Moving forward, it will be important for the State to balance creating more affordable homes in higher resource areas with making comprehensive investments in lower resource neighborhoods which desperately need them, and preventing displacement from lower resource areas that may become higher resource over time due to gentrification. But the need for action is clear: according to the opportunity maps, 62 percent of affordable homes in large-family new construction developments that have received 9% tax credit allocations since 2003 have been located in “lowest” resource areas—meaning the poorest and most racially segregated neighborhoods in the state[4]—and only seven percent of these homes have been located in “highest” resource areas. We can and should do more to provide a balanced set of choices to low-income families, but we also need to get the incentives right.

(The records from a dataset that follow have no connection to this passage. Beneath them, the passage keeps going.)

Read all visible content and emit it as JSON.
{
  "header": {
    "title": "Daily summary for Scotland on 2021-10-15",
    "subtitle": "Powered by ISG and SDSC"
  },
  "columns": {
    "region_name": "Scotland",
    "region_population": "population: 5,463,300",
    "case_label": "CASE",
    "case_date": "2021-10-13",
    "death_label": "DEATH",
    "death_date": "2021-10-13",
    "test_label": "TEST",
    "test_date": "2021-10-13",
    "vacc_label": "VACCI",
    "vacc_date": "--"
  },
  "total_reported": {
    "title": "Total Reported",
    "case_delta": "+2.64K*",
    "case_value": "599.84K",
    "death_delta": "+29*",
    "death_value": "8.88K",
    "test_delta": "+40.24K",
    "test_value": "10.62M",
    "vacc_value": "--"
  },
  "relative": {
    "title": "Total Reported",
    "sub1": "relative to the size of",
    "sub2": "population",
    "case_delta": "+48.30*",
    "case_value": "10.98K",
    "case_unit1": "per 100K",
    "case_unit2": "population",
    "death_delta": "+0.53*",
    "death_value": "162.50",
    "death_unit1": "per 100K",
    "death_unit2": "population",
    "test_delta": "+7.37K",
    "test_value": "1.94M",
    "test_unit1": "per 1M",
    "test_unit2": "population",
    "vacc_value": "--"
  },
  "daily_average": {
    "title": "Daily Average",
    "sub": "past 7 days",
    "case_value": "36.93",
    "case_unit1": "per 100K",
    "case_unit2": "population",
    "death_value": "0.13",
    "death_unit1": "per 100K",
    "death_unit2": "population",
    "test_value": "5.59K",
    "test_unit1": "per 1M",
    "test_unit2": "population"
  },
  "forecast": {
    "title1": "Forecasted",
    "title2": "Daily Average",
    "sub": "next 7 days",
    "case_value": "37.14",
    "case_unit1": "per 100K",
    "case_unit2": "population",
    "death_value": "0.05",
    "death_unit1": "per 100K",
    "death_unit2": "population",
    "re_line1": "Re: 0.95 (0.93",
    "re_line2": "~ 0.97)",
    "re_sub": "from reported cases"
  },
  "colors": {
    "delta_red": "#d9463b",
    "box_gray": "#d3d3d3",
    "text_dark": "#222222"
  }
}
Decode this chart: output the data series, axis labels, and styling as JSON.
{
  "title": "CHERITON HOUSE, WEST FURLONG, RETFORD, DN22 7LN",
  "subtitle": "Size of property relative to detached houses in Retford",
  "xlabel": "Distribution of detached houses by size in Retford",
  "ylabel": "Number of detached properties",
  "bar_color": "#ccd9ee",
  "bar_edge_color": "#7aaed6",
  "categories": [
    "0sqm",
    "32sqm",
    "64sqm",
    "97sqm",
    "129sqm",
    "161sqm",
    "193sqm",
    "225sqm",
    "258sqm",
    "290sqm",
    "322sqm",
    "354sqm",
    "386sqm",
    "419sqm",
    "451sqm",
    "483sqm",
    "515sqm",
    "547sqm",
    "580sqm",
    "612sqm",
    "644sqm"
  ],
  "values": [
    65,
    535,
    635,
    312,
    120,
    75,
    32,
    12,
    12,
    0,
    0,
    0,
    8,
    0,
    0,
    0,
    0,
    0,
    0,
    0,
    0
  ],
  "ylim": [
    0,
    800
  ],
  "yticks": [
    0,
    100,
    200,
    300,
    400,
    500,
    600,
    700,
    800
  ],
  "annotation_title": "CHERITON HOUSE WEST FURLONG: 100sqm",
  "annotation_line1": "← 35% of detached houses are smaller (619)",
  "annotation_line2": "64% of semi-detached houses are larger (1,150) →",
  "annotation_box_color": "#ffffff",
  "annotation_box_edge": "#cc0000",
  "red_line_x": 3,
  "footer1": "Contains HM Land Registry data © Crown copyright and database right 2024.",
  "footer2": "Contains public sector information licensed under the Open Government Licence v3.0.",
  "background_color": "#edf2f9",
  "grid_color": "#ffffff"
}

[1] Special thanks to Lindsay Rosenfeld for completing this analysis, and to Steven Almazan, and Lindsey Freeland, and Hayley Raetz for their contributions when this project began in spring 2017. All are second year Master of Public Policy students at the UC Berkeley Goldman School of Public Policy.

[2] Chetty, Hendren, and Katz. 2015. The Effects of Exposure to Better Neighborhoods on Children: New Evidence from the Moving to Opportunity Experiment. The Equality of Opportunity Project. May.

[3] Sanbonmatsu, et al. 2011. Moving to Opportunity for Fair Housing Demonstration Program: Final Impacts Evaluation. Prepared for: U.S. Department of Housing and Urban Development, Office of Policy Development & Research. November.

[4] This concentration of development in lowest resource areas is partly a result of State and local policies and funding decisions that encouraged it.